3. Mauvaise prise de décision. Les pensées intrusives peuvent être si intenses qu’il devient difficile de se concentrer sur autre chose. Bien que ces pensées ou émotions puissent sembler saillantes, elles peuvent masquer d’autres facteurs ou considérations plus importants.
Avec la pensée intrusive au centre de la scène, votre prise de décision peut devenir biaisée. Plutôt que d’être en mesure de porter des jugements rationnels et soigneusement réfléchis, vous pouvez plutôt être influencé par des pensées persistantes qui vous amènent à prendre la mauvaise décision.
Comment gérer le paradoxe de l’éléphant rose
Il y aura des moments où presque tous nous ferons l’expérience de l’intrusion de pensées que nous avons essayé de supprimer. Les psychologues ont montré qu’essayer directement de supprimer les pensées ne fait que les rendre plus persistantes. Au lieu de cela, il existe d’autres moyens de gérer les pensées intrusives pour supprimer leur pouvoir et les rendre moins perceptibles.
Utilisez l’autoréflexion pour réduire l’impact des pensées intrusives. Il a été prouvé que l’autoréflexion et la pleine conscience protègent les individus de l’impact négatif des pensées intrusives. En particulier, devenir plus conscient et accepter les pensées ou les sentiments négatifs peut aider à réduire la fréquence des pensées intrusives, ainsi qu’à les rendre moins pénibles.
La pleine conscience déplace l’attention de la pensée intrusive vers le moment présent, aidant à atténuer la peur ou l’anxiété associée à la pensée.
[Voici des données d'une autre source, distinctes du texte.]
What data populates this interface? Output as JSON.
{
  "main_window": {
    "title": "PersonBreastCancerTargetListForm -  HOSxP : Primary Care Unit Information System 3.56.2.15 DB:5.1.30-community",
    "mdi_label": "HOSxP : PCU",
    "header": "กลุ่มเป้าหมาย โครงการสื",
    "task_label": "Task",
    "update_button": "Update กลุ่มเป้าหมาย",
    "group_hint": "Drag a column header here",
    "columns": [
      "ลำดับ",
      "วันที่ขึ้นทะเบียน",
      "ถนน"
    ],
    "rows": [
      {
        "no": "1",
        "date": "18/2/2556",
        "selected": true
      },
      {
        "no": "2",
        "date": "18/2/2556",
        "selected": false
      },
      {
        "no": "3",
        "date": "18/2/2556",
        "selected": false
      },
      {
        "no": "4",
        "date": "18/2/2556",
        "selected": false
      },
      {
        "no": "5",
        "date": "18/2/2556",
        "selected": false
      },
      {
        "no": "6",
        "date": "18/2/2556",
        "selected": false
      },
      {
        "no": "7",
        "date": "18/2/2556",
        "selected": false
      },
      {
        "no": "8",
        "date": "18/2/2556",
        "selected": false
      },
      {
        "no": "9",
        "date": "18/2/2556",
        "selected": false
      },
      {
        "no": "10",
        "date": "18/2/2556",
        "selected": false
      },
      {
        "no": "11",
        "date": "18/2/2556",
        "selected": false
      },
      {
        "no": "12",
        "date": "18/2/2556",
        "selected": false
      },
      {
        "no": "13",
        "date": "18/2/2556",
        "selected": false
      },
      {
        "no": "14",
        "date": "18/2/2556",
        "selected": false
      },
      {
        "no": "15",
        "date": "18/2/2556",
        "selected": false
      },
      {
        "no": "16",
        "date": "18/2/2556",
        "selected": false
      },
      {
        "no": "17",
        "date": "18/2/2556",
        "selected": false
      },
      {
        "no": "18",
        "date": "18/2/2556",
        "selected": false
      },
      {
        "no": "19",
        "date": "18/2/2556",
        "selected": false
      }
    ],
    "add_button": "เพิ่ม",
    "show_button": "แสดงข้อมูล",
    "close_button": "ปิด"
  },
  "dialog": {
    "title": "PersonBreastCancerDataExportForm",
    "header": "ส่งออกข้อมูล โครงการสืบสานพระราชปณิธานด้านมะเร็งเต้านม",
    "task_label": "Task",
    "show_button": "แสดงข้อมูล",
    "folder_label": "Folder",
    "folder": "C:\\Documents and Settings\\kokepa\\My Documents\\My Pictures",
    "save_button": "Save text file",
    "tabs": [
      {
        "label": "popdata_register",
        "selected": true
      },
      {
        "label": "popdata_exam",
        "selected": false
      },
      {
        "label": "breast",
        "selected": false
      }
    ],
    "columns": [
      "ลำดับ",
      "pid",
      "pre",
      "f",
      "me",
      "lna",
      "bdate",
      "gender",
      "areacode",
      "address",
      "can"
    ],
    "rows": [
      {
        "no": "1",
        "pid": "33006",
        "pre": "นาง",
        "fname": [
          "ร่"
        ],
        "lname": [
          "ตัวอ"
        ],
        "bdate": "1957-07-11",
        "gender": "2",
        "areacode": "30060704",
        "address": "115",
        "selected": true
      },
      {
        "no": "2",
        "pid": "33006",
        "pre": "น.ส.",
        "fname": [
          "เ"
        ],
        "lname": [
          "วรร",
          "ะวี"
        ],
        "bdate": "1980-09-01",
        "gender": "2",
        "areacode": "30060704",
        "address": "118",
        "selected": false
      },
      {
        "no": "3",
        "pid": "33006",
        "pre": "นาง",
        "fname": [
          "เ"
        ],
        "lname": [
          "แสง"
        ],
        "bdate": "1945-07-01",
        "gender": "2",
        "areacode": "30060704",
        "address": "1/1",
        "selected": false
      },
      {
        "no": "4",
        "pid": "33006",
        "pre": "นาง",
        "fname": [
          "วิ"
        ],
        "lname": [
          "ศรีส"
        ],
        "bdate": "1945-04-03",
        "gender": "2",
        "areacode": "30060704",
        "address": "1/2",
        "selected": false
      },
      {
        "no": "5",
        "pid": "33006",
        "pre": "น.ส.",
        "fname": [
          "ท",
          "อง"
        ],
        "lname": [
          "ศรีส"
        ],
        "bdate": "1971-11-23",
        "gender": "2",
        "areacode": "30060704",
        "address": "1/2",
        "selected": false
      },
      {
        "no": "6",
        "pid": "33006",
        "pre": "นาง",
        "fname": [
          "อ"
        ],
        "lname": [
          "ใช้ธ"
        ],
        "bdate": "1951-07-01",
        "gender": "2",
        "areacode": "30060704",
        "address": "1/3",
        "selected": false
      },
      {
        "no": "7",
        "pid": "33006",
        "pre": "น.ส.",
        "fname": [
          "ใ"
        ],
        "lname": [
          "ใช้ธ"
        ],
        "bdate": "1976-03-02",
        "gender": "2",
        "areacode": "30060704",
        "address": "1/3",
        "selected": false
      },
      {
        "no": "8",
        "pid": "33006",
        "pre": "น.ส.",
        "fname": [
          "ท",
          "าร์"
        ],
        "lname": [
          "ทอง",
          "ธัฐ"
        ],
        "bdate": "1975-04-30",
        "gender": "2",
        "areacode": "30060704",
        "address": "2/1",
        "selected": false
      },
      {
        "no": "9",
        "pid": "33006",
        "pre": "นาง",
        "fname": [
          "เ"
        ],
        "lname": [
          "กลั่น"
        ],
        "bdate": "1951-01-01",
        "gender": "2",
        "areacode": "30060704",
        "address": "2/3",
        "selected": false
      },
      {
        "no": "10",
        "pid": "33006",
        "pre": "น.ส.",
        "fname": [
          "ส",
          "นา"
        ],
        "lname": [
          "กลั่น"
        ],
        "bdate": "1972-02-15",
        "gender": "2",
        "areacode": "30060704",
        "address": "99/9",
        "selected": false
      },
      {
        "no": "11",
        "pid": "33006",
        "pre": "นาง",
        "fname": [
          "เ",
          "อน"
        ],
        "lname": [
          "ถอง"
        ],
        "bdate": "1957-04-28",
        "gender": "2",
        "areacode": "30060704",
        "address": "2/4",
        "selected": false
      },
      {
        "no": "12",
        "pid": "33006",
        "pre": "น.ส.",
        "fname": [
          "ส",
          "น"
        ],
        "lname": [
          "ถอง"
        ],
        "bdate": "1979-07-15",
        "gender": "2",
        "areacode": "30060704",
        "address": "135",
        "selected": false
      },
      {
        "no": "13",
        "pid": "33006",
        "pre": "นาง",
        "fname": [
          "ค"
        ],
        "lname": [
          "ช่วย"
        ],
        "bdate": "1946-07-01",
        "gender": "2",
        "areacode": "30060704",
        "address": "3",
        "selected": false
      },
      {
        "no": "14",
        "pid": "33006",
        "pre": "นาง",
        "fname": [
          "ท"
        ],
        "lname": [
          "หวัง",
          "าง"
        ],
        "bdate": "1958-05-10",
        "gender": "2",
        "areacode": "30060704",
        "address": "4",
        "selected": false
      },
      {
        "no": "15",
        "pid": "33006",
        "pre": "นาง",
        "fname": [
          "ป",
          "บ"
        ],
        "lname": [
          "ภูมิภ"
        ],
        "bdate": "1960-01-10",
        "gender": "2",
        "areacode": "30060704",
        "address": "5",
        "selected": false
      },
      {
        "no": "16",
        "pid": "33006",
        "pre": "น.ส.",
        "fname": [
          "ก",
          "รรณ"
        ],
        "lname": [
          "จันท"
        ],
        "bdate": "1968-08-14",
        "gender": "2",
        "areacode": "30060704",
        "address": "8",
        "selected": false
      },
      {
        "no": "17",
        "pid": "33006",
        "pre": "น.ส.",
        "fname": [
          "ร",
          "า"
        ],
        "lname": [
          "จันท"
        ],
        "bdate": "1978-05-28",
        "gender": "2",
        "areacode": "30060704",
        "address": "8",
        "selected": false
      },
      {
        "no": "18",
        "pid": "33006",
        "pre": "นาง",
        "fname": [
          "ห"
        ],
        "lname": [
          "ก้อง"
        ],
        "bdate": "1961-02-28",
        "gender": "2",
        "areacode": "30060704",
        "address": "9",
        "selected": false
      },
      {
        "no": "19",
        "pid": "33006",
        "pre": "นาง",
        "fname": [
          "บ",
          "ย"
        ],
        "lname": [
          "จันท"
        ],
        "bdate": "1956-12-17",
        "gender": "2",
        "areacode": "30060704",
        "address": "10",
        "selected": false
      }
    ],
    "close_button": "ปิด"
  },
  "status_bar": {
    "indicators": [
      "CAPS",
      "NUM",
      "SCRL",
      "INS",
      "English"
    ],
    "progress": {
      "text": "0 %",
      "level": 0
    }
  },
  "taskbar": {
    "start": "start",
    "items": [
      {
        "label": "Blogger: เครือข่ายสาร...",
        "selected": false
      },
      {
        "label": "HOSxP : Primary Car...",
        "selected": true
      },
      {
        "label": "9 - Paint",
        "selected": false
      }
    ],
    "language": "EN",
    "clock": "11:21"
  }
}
En acceptant une pensée et en essayant de ne pas la voir comme négative, la détresse perçue d’un individu face à l’impulsion ou à l’émotion peut être minimisée.
Engagez-vous dans des distractions constructives. Lorsqu’une pensée intrusive surgit, trouver une distraction constructive est plus sain que de ruminer dessus. Recentrer votre énergie sur une tâche différente peut vous aider à engager votre cerveau dans une activité différente. Trouvez quelque chose qui requiert presque toute votre attention, comme lire, discuter avec un ami, aller courir, peindre ou regarder un film. En vous concentrant sur autre chose, votre énergie mentale est utilisée ailleurs, laissant moins de place aux pensées intrusives.
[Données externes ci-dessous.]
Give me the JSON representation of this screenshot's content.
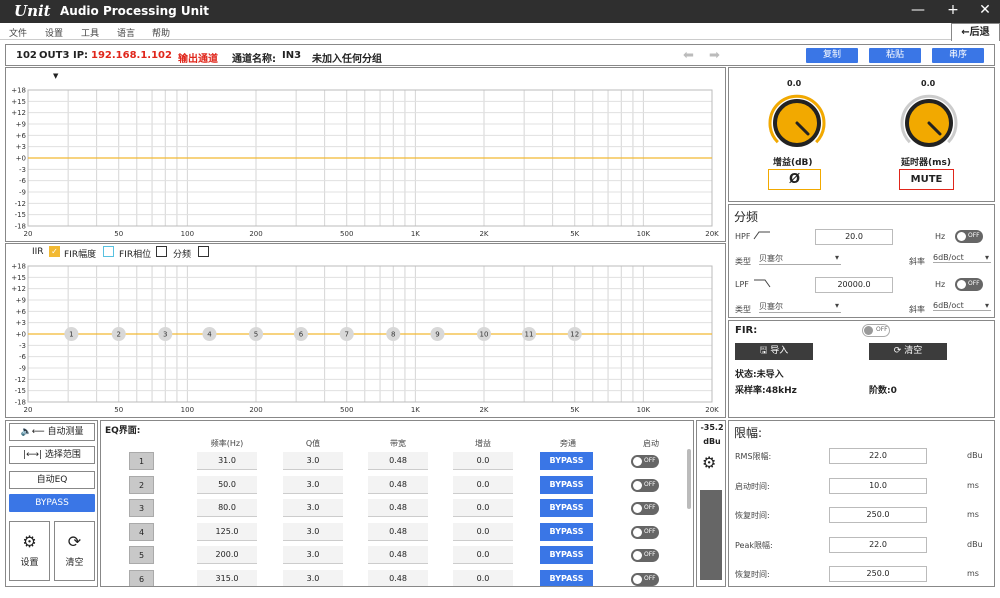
{
  "titlebar": {
    "logo": "Unit",
    "title": "Audio Processing Unit",
    "minimize": "—",
    "maximize": "+",
    "close": "✕"
  },
  "menu": [
    "文件",
    "设置",
    "工具",
    "语言",
    "帮助"
  ],
  "back_tab": "←后退",
  "info": {
    "device": "102",
    "output": "OUT3",
    "ip_label": "IP:",
    "ip": "192.168.1.102",
    "channel_type": "输出通道",
    "channel_name_label": "通道名称:",
    "channel_name": "IN3",
    "group": "未加入任何分组",
    "copy": "复制",
    "paste": "粘贴",
    "link": "串序"
  },
  "upper_plot": {
    "y_ticks": [
      "+18",
      "+15",
      "+12",
      "+9",
      "+6",
      "+3",
      "+0",
      "-3",
      "-6",
      "-9",
      "-12",
      "-15",
      "-18"
    ],
    "x_ticks": [
      "20",
      "50",
      "100",
      "200",
      "500",
      "1K",
      "2K",
      "5K",
      "10K",
      "20K"
    ]
  },
  "lower_plot": {
    "y_ticks": [
      "+18",
      "+15",
      "+12",
      "+9",
      "+6",
      "+3",
      "+0",
      "-3",
      "-6",
      "-9",
      "-12",
      "-15",
      "-18"
    ],
    "x_ticks": [
      "20",
      "50",
      "100",
      "200",
      "500",
      "1K",
      "2K",
      "5K",
      "10K",
      "20K"
    ],
    "markers": [
      "1",
      "2",
      "3",
      "4",
      "5",
      "6",
      "7",
      "8",
      "9",
      "10",
      "11",
      "12"
    ],
    "legend": {
      "iir": "IIR",
      "fir_amp": "FIR幅度",
      "fir_phase": "FIR相位",
      "crossover": "分频"
    }
  },
  "gain": {
    "value": "0.0",
    "label": "增益(dB)",
    "phase_btn": "Ø",
    "level": 0.75
  },
  "delay": {
    "value": "0.0",
    "label": "延时器(ms)",
    "mute_btn": "MUTE"
  },
  "crossover": {
    "title": "分频",
    "hpf_label": "HPF",
    "hpf_value": "20.0",
    "hz1": "Hz",
    "hpf_toggle": "OFF",
    "type_label1": "类型",
    "type_value1": "贝塞尔",
    "slope_label1": "斜率",
    "slope_value1": "6dB/oct",
    "lpf_label": "LPF",
    "lpf_value": "20000.0",
    "hz2": "Hz",
    "lpf_toggle": "OFF",
    "type_label2": "类型",
    "type_value2": "贝塞尔",
    "slope_label2": "斜率",
    "slope_value2": "6dB/oct"
  },
  "fir": {
    "title": "FIR:",
    "toggle": "OFF",
    "import_btn": "导入",
    "clear_btn": "清空",
    "status": "状态:未导入",
    "sample_rate": "采样率:48kHz",
    "taps": "阶数:0"
  },
  "side": {
    "auto_measure": "自动测量",
    "select_range": "选择范围",
    "auto_eq": "自动EQ",
    "bypass": "BYPASS",
    "settings": "设置",
    "clear": "清空"
  },
  "eq": {
    "title": "EQ界面:",
    "headers": [
      "频率(Hz)",
      "Q值",
      "带宽",
      "增益",
      "旁通",
      "启动"
    ],
    "rows": [
      {
        "n": "1",
        "freq": "31.0",
        "q": "3.0",
        "bw": "0.48",
        "gain": "0.0",
        "bypass": "BYPASS",
        "on": "OFF"
      },
      {
        "n": "2",
        "freq": "50.0",
        "q": "3.0",
        "bw": "0.48",
        "gain": "0.0",
        "bypass": "BYPASS",
        "on": "OFF"
      },
      {
        "n": "3",
        "freq": "80.0",
        "q": "3.0",
        "bw": "0.48",
        "gain": "0.0",
        "bypass": "BYPASS",
        "on": "OFF"
      },
      {
        "n": "4",
        "freq": "125.0",
        "q": "3.0",
        "bw": "0.48",
        "gain": "0.0",
        "bypass": "BYPASS",
        "on": "OFF"
      },
      {
        "n": "5",
        "freq": "200.0",
        "q": "3.0",
        "bw": "0.48",
        "gain": "0.0",
        "bypass": "BYPASS",
        "on": "OFF"
      },
      {
        "n": "6",
        "freq": "315.0",
        "q": "3.0",
        "bw": "0.48",
        "gain": "0.0",
        "bypass": "BYPASS",
        "on": "OFF"
      }
    ]
  },
  "meter": {
    "value": "-35.2",
    "unit": "dBu"
  },
  "limiter": {
    "title": "限幅:",
    "rows": [
      {
        "label": "RMS限幅:",
        "value": "22.0",
        "unit": "dBu"
      },
      {
        "label": "启动时间:",
        "value": "10.0",
        "unit": "ms"
      },
      {
        "label": "恢复时间:",
        "value": "250.0",
        "unit": "ms"
      },
      {
        "label": "Peak限幅:",
        "value": "22.0",
        "unit": "dBu"
      },
      {
        "label": "恢复时间:",
        "value": "250.0",
        "unit": "ms"
      }
    ]
  }
}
Trouvez une substitution de pensée positive. Si vous vous retrouvez à ruminer des pensées négatives, essayez de les remplacer par des pensées positives. Sur une feuille de papier vierge, dessinez deux colonnes. Lorsqu’une pensée négative persiste, contrebalancez-la par la réponse positive correspondante. Par exemple, si vous pensez « je suis un raté », vous pouvez contrecarrer cette pensée par « j’ai fait une erreur, mais j’apprends d’elle maintenant ». Si quelque chose est « trop difficile », votre substitution positive pourrait être : « Je vais travailler dur pour m’améliorer dans ce domaine ».
En transformant les ruminations négatives en promesses positives, la pensée intrusive perd le pouvoir qu’elle a sur vous. Penser à des solutions positives vous aide également à apporter les ajustements ou améliorations appropriés.
Le paradoxe de l’éléphant rose illustre qu’essayer de supprimer une pensée risque de la rendre plus intrusive. Cela peut affecter négativement vos émotions, votre concentration et vos capacités de prise de décision. Plutôt que de supprimer les pensées négatives, il est plus sain de reconnaître l’émotion.
Trouver une distraction constructive qui fonctionne pour vous et réfléchir à des substitutions de pensées positives peut également vous aider à arrêter de ruminer des pensées intrusives, pénibles ou indésirables.